И тогда она стала искать мужчину, Седрика. И нашла, только в перевернутом виде, при галстуке, но без головы…
Неужели Пьер видел их?
Но была ли голова у Эдит?
Не голова, а какой-то отросток, похожий… похожий на что?
На миниатюрный кочан капусты?
Она вернулась в постель и закрыла глаза. Как много ей еще предстояло понять.
В Париж она вернулась вместе с Пьером. И хотя они были знакомы всего несколько часов, она чувствовала себя с ним легко и, главное, в какой-то мере защищенной.
Когда утром после завтрака, еще в Лозанне, она спросила его, почему в животе Эдит ребенок (она показала пальцем в то место, где действительно был изображен стилизованный зародыш с улыбкой на лице), он признался в том, что знал, что Эдит была беременна… И когда Наталия, попросив у него фломастеры, нарисовала на листе схематичные трупы, лежащие возле винных стеллажей, и кочаны капусты и спросила у Пьера, видел ли он все это, то по его глазам она поняла, что да, он все видел и, больше того, он закопал трупы в саду. Но это она поняла, конечно, уже не по взгляду, а по рисунку, который он нарисовал за одну минуту, крестом пометив дом Байе, далее, за дорогой, собственный дом, несколько деревьев, и кружком обвел то место, куда закопал трупы…
– Анна? – спросила она.
Но он только развел руками. Он много говорил, жестикулируя и то и дело повторяя имена Анна, Эдит, Седрик, – но она его не понимала. Разве что по выражению его лица можно было догадаться, что он не верит в то, что это могла сделать Анна, ведь она любила своего мужа, да к тому же еще отрезать голову… Да и про капусту он говорил с недоумением: разве можно было как-то объяснить эти кочаны? Если только символично дать определение умственным способностям жертв? Вот, мол, какие они бестолковые, как кочаны капусты?

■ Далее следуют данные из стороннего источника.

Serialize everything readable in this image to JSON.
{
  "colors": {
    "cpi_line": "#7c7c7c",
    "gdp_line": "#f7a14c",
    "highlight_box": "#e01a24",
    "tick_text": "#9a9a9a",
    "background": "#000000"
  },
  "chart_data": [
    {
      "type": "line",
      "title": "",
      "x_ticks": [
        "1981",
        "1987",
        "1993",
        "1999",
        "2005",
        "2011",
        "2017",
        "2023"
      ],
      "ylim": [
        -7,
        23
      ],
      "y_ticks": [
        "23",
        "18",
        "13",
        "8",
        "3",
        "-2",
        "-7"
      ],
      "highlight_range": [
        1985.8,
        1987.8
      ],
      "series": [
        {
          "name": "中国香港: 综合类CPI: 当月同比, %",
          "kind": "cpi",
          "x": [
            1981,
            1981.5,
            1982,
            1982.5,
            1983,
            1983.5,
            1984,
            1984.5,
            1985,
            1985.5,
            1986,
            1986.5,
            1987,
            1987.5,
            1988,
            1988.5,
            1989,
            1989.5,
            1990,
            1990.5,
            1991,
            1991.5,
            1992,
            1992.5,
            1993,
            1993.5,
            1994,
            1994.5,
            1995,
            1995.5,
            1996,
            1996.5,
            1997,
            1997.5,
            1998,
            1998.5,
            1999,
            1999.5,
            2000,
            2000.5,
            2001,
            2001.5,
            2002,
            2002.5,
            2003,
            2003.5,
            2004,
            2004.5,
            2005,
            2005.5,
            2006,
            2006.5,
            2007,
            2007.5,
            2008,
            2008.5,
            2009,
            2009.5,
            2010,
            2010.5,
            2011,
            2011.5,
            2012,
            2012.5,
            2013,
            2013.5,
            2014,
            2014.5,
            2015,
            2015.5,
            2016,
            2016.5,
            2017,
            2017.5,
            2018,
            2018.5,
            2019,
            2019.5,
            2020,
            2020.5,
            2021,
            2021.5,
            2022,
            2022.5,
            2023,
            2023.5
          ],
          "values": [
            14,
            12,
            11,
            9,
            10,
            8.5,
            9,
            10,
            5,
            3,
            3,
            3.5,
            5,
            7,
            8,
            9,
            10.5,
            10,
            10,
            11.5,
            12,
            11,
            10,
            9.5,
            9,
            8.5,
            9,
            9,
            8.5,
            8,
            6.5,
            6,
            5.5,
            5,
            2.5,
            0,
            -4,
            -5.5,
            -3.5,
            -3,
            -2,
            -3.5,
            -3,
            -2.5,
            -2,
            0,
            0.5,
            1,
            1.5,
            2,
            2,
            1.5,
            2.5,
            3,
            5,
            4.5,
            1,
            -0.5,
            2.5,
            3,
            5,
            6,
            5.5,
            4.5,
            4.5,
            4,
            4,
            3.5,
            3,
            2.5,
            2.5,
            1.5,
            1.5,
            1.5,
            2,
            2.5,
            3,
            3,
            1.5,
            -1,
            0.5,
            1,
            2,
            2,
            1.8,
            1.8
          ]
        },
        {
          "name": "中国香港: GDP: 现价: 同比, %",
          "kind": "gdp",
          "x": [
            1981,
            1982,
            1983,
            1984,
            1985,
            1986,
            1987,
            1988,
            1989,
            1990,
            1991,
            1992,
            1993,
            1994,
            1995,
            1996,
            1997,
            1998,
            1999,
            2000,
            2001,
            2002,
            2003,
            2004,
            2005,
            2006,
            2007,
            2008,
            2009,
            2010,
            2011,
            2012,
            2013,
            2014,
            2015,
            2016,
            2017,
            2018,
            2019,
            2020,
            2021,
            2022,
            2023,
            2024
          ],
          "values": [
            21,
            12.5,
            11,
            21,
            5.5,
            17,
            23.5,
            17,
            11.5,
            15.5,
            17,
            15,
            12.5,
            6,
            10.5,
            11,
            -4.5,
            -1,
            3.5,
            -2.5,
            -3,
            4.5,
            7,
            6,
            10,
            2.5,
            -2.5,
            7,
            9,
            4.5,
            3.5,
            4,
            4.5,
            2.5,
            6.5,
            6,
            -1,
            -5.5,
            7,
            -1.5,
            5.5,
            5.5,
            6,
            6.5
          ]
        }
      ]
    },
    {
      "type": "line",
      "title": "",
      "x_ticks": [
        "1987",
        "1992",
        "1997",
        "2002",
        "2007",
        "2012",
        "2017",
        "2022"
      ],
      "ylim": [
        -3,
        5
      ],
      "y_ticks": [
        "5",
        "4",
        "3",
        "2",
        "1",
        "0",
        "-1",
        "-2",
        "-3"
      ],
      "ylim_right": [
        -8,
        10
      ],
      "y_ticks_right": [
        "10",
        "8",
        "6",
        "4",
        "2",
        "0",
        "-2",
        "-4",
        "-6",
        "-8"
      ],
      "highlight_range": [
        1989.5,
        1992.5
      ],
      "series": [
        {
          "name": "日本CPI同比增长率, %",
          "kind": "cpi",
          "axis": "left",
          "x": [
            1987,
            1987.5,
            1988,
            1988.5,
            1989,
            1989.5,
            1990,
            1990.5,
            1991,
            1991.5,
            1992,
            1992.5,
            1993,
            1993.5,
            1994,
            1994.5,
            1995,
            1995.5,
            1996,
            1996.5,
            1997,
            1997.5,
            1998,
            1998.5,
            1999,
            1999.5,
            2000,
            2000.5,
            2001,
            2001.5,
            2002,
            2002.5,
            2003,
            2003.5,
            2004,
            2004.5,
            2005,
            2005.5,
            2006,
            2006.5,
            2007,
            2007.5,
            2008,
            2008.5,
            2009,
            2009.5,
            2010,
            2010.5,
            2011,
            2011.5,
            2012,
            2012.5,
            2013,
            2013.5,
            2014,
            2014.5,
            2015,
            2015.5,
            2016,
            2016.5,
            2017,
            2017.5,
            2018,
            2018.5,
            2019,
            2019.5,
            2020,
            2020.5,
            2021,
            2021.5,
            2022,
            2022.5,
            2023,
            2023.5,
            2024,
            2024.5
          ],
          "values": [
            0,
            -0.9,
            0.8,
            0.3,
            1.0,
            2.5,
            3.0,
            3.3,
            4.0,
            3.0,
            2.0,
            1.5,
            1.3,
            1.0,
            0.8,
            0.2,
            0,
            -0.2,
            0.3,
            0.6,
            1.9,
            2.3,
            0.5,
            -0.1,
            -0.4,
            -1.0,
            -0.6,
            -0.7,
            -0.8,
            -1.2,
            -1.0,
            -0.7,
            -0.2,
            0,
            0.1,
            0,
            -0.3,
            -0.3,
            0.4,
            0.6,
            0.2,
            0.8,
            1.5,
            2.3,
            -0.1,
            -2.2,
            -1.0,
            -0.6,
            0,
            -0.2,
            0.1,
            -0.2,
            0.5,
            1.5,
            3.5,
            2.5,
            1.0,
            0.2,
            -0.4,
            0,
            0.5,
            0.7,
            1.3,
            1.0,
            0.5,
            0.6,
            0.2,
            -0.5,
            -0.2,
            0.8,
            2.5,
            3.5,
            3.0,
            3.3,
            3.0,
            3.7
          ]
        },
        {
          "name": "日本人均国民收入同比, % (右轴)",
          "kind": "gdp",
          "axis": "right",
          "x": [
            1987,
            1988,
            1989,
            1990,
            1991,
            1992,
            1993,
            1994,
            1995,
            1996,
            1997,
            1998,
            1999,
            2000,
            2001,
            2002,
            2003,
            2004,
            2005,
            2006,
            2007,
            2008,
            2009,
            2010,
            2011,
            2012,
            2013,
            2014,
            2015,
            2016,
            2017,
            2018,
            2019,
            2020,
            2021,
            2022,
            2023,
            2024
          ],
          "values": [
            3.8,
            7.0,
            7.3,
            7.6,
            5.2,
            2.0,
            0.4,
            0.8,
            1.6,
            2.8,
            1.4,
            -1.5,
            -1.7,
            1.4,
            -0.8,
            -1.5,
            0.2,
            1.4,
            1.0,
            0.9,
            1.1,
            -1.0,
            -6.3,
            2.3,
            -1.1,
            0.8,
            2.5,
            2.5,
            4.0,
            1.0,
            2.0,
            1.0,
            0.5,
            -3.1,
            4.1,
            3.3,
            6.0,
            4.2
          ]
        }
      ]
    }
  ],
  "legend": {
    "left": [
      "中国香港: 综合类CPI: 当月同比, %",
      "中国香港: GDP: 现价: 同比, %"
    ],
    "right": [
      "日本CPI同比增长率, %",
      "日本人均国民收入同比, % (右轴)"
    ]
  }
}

Он сказал, что хочет поехать с ней в Париж, и она поняла его: он хочет ей помочь отыскать убийцу Эдит… Теперь, когда она выяснила для себя, где тела, ей станет намного легче объясняться с Пьером посредством Катрин.
В гостинице ее ждала записка от Катрин:
«Звонила Сара Кауфман. Она приедет в два часа. Я приду в 12.00».
Если звонила Сара, значит, беспокоится о своих процентах. Она, кажется, решила встать на тропу войны. Как это все глупо!
Пьер снял номер этажом выше. Устроился и пришел к Наталии.
Его высокая фигура, рыжие волосы, белая куртка, подбитая мехом, узкие джинсы делали его моложе лет на десять, то есть он выглядел на тридцать с небольшим, в то время как ему было за сорок.
Пока ждали Катрин, включили телевизор. Шла передача об инопланетянах, космосе (если судить по картинкам на экране) и каких-то ведьмах… Затем появилось изображение человеческого мозга в разрезе – нечто между мультипликацией и натуральным изображением; затем по принципу бесконечной галереи начали открываться полупрозрачные двери – таким образом, очевидно, автор фильма хотел показать нераскрытые возможности мозга… Скорость открывания и количество дверей росли, камера словно ввинчивалась в полутемное пространство, освещая его…
Пьер дремал в кресле, а Наталия с мыслями о собственных мозгах продолжала смотреть на экран. И смотрела до тех пор, пока не поняла, что речь здесь идет скорее всего о психологии, нежели о потусторонних силах, как это ей раньше показалось.